Risks and Complications of the Test
The ESR blood test is a simple and quick blood test that takes just a few minutes to complete. The procedure is very safe and poses little risk to the patient. The most common complication from the ESR test is bruising or pain at the needle injection site. Other potential risks and complications from the ESR test include false-positive or false-negative results, which can lead to misdiagnosis or delayed diagnosis of a serious condition.
“Related: Allergy Blood Test (IgE)“
Understanding Your Results
ESR test results can be used to understand the level of inflammation in the body. Your provider will make a diagnosis based on the results of your ESR test, as well as your medical history, symptoms, and other test results. An ESR test alone cannot diagnose inflammatory conditions.

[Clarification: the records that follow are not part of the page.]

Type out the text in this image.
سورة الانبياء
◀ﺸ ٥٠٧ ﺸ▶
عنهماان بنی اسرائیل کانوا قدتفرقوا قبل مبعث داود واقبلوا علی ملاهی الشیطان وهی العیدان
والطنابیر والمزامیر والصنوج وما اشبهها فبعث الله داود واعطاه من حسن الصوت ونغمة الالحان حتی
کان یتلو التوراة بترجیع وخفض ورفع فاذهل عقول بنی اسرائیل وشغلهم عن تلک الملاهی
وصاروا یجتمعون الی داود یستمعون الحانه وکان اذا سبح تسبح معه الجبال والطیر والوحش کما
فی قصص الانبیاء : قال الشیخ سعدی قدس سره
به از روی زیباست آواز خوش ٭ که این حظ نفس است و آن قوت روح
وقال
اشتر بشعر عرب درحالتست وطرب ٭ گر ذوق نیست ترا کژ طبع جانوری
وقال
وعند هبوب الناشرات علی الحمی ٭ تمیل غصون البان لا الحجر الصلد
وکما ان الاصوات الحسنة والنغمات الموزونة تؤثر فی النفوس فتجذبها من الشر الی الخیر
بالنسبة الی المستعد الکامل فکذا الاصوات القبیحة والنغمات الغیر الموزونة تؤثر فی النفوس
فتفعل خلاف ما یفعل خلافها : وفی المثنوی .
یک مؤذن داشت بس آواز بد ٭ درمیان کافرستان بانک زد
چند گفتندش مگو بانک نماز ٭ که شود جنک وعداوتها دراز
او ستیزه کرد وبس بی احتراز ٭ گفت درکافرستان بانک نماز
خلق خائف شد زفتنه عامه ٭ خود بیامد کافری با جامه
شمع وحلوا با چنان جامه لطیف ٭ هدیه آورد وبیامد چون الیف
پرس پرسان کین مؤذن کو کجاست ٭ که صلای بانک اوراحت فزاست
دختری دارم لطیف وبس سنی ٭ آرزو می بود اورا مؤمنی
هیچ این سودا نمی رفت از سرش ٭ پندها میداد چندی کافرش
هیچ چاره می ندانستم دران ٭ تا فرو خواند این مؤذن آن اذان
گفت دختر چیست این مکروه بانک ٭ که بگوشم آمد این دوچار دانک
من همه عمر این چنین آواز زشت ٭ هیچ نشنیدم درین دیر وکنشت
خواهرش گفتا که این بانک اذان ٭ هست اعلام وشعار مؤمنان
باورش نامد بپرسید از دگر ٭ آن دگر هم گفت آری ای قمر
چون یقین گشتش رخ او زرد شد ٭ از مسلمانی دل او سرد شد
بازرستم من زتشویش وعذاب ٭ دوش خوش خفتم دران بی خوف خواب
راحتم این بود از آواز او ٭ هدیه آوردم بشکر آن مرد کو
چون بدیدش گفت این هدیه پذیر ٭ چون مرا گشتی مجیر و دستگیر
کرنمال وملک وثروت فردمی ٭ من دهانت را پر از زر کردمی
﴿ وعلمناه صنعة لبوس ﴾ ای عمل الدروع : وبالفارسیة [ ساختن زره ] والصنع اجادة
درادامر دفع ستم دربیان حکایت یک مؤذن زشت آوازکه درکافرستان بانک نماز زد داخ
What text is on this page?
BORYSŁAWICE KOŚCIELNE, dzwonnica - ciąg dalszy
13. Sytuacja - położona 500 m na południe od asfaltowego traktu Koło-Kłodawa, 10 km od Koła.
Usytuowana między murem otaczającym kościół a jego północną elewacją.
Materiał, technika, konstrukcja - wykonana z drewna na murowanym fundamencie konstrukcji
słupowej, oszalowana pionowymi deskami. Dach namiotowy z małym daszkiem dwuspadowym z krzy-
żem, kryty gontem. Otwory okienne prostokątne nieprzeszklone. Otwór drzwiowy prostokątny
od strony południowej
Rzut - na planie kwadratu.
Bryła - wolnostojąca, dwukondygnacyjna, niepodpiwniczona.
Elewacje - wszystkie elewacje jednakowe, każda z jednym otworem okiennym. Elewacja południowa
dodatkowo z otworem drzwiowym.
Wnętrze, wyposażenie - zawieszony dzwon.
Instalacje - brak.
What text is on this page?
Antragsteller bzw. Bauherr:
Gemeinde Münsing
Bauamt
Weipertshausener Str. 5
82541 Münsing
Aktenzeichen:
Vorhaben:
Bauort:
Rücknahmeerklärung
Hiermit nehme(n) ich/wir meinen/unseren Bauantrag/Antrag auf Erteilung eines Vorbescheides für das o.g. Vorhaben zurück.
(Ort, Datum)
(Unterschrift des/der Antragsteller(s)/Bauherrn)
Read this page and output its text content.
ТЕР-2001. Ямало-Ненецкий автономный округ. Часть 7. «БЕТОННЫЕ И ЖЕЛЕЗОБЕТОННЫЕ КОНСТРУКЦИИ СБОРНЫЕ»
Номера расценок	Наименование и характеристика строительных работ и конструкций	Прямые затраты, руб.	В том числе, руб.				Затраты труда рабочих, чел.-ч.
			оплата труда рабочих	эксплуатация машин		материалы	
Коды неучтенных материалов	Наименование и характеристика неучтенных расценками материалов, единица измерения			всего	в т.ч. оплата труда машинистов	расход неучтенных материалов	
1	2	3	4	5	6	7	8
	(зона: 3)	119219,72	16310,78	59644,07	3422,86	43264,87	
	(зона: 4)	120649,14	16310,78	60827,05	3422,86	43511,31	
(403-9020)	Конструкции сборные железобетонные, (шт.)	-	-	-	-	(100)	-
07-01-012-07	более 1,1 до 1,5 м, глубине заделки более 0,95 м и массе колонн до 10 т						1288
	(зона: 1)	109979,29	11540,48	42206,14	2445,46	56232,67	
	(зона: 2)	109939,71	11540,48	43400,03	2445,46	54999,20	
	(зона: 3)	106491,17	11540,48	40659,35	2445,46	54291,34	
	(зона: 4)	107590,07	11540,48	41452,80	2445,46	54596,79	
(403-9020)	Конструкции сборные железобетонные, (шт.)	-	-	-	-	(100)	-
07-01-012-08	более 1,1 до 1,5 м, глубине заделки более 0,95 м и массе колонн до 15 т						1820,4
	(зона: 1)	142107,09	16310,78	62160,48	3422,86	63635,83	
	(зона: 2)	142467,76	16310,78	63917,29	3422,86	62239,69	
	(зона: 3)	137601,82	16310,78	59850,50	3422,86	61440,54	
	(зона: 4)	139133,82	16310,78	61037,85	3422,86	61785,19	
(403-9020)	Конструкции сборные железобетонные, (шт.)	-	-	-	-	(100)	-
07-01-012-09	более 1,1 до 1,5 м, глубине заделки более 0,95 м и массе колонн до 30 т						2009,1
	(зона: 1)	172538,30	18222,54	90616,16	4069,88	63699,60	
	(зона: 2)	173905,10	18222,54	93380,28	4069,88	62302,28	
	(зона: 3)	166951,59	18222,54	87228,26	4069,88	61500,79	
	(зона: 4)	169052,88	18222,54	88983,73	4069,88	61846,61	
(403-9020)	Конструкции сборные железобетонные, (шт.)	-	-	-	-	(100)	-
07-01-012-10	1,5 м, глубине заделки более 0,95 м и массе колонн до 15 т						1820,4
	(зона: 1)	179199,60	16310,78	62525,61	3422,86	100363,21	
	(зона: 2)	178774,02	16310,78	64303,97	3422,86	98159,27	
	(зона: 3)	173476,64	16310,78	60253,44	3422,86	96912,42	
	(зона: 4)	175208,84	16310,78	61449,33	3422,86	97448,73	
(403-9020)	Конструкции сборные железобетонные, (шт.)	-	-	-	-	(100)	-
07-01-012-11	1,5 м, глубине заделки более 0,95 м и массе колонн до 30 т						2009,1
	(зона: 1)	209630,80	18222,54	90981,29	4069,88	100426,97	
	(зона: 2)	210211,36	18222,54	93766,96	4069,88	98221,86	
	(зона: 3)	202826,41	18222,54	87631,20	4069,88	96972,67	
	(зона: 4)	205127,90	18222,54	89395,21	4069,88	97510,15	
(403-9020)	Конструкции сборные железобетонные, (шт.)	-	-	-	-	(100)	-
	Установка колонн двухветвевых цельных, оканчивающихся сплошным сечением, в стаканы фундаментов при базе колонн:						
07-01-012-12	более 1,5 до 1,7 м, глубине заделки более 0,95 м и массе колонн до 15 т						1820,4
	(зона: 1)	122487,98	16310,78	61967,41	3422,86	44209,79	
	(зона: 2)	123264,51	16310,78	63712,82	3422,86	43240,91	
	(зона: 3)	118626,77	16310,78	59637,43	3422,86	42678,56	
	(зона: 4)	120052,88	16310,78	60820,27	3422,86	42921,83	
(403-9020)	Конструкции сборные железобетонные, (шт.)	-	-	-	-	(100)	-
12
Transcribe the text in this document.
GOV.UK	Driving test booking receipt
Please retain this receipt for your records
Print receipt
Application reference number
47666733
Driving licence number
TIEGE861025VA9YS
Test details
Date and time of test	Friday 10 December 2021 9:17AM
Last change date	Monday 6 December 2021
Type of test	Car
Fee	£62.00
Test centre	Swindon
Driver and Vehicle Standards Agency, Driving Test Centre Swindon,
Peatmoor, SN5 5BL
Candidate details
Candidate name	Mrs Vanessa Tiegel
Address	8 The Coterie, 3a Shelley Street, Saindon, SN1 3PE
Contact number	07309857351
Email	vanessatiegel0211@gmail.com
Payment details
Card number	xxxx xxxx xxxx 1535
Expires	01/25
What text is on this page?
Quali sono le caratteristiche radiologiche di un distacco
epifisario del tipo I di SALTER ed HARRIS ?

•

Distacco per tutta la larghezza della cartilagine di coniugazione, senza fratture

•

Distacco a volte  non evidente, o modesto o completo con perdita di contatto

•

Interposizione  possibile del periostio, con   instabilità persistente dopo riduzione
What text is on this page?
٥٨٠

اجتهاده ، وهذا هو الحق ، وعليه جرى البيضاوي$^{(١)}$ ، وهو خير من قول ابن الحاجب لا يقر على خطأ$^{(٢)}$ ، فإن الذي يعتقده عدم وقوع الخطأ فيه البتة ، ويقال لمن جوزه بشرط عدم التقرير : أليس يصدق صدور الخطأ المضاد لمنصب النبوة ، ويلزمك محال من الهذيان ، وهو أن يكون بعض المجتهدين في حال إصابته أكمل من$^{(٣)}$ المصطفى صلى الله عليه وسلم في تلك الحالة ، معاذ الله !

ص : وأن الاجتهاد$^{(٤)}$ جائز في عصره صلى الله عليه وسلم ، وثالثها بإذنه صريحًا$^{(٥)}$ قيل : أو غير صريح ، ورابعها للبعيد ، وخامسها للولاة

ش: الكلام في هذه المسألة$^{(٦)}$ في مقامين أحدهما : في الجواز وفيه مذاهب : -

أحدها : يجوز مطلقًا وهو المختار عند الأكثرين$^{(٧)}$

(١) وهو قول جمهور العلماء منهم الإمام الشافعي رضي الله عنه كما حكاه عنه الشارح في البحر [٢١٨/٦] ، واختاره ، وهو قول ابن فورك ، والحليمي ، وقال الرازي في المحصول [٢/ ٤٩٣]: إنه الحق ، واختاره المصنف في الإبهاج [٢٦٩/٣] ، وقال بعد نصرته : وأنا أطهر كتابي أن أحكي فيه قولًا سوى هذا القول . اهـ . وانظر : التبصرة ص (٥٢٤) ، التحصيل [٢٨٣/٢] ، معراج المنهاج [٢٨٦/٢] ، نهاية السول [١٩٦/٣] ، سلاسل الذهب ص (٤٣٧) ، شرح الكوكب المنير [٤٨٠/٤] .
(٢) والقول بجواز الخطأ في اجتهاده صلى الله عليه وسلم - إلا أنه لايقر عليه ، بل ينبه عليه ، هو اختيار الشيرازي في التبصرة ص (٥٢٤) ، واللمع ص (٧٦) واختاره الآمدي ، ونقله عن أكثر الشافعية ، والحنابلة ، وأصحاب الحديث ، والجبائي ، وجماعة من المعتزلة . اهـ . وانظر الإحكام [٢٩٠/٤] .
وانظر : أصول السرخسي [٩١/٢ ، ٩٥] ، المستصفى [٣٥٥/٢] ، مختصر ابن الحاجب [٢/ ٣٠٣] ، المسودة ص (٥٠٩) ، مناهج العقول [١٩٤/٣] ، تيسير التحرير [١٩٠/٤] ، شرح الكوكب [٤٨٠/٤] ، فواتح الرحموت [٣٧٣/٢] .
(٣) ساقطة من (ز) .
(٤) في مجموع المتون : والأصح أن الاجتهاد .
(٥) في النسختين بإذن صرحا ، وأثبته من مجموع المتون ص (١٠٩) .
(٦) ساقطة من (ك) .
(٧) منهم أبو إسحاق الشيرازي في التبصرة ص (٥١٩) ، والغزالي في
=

A high ESR test result could indicate an inflammatory condition, such as:
- Rheumatoid arthritis and other immune-mediated diseases
- Vasculitis throughout the body
- Cardiovascular disease
- Rheumatic polymyalgia
- IBD (Irritable Bowel Disease)
- Kidney failure
- Certain types of cancer
A low ESR test result indicates that your red blood cells sank slower than usual. This could be due to conditions such as:
- A blood disorder, for example:
- Sickle cell anaemia (SCD)
- Leukocytosis is characterised by an abnormally high white blood cell count (WBC)
- Heart attack
- Certain kidney and liver conditions.
If your ESR results are abnormal, this does not always indicate that you have a medical condition that requires treatment, such as:
- Menstrual cycle
- Regular alcohol consumption
- Certain medications and supplements.
so make sure to inform your provider of any medications or supplements you are taking.
- ANCA Test
- C-Reactive Protein (CRP) Test
- CCP Antibody Test
- Cold Stimulation Test
- Complement Blood Test
- Rheumatoid Factor (RF) Test
The ESR blood test is neither sensitive nor specific as a general screening test. Because an elevated ESR may occur in multiple clinical settings, it is not a reliable indicator of disease activity. In conclusion, the ESR test is not a useful tool for diagnosing or monitoring disease activity.